Tolliver and pianist-composer Stanley Cowell were among the first jazz artists to take ownership of their music, forming the Strata-East jazz label in 1971.

Today, Strata-East recordings by Tolliver’s dynamic combo, Music Inc., are thrilling a new generation of listeners on glorious vinyl.

“It was a labor of love,” Tolliver said. “We did it, not thinking it would succeed or survive. It was in the moment, and once we did it, it took on a life of its own.”

Tolliver thinks the big labels should have stuck with vinyl all along.

“As a young person, you went to the music store, went through the bins, and you could pull out this 12-by-12 inch album, look at the beautiful artwork, take that vinyl out and put it on your turntable,” he said. “Then we got to this small, little CD package. Beautiful as it’s been done, it’s not the same. No question that the industry was going to have to come back to vinyl at some point.”

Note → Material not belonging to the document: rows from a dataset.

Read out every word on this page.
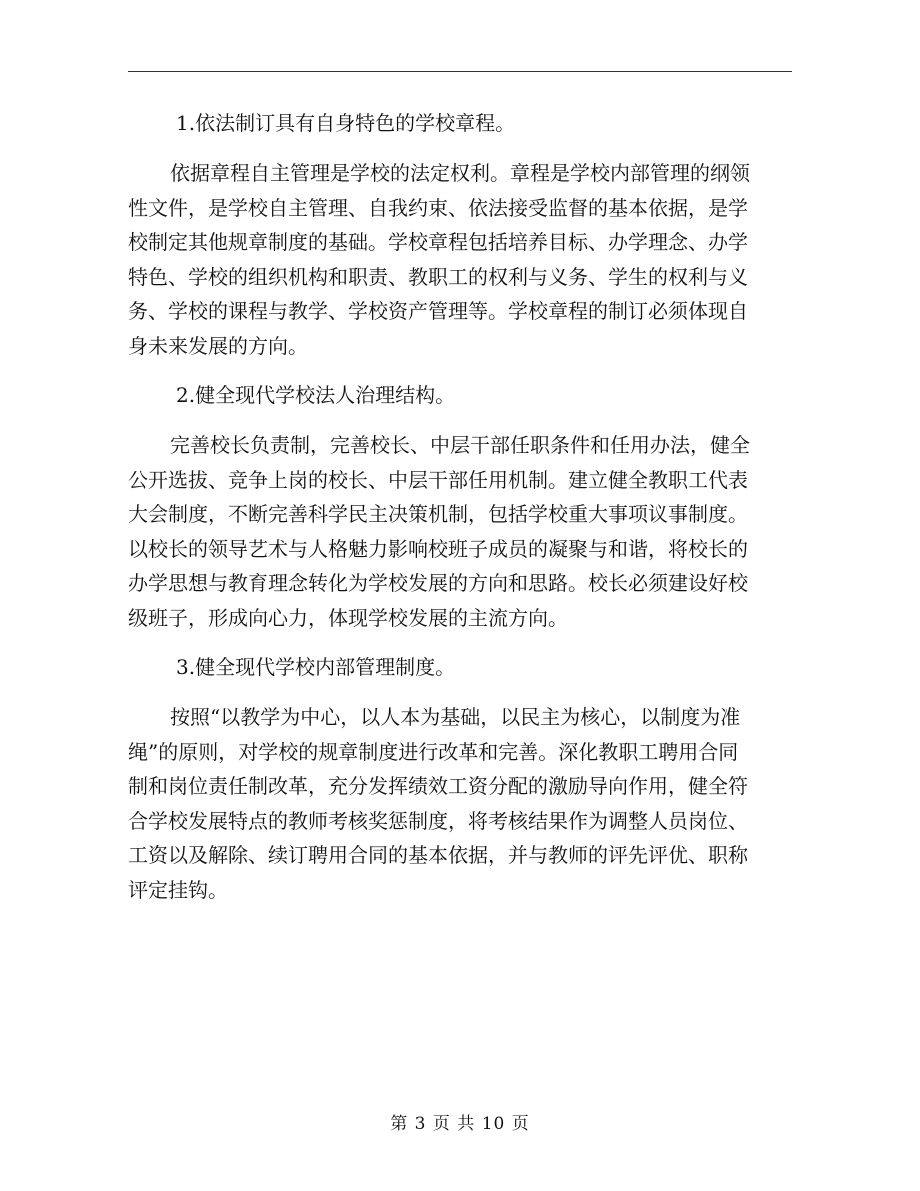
1.依法制订具有自身特色的学校章程。

依据章程自主管理是学校的法定权利。章程是学校内部管理的纲领
性文件，是学校自主管理、自我约束、依法接受监督的基本依据，是学
校制定其他规章制度的基础。学校章程包括培养目标、办学理念、办学
特色、学校的组织机构和职责、教职工的权利与义务、学生的权利与义
务、学校的课程与教学、学校资产管理等。学校章程的制订必须体现自
身未来发展的方向。

2.健全现代学校法人治理结构。

完善校长负责制，完善校长、中层干部任职条件和任用办法，健全
公开选拔、竞争上岗的校长、中层干部任用机制。建立健全教职工代表
大会制度，不断完善科学民主决策机制，包括学校重大事项议事制度。
以校长的领导艺术与人格魅力影响校班子成员的凝聚与和谐，将校长的
办学思想与教育理念转化为学校发展的方向和思路。校长必须建设好校
级班子，形成向心力，体现学校发展的主流方向。

3.健全现代学校内部管理制度。

按照“以教学为中心，以人本为基础，以民主为核心，以制度为准
绳”的原则，对学校的规章制度进行改革和完善。深化教职工聘用合同
制和岗位责任制改革，充分发挥绩效工资分配的激励导向作用，健全符
合学校发展特点的教师考核奖惩制度，将考核结果作为调整人员岗位、
工资以及解除、续订聘用合同的基本依据，并与教师的评先评优、职称
评定挂钩。

第 3 页 共 10 页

Tolliver has played with many jazz icons, from saxophonist supreme Sonny Rollins, drum legends Max Roach and Art Blakey to brilliant pianists like Herbie Hancock and Andrew Hill. Still, there are a few musicians he missed, and would have loved to encounter. 

“I would love to have had an audience with Fats Navarro,” he said.

Navarro, a blindingly fast bebop pioneer, died in 1950, when Tolliver was 9. The mind immediately conjures up an imaginary, cross-generational trumpet battle, but that’s not what Tolliver had in mind.

“No, no,” he said. “Just to sit in a corner while he’s practicing, just listening.”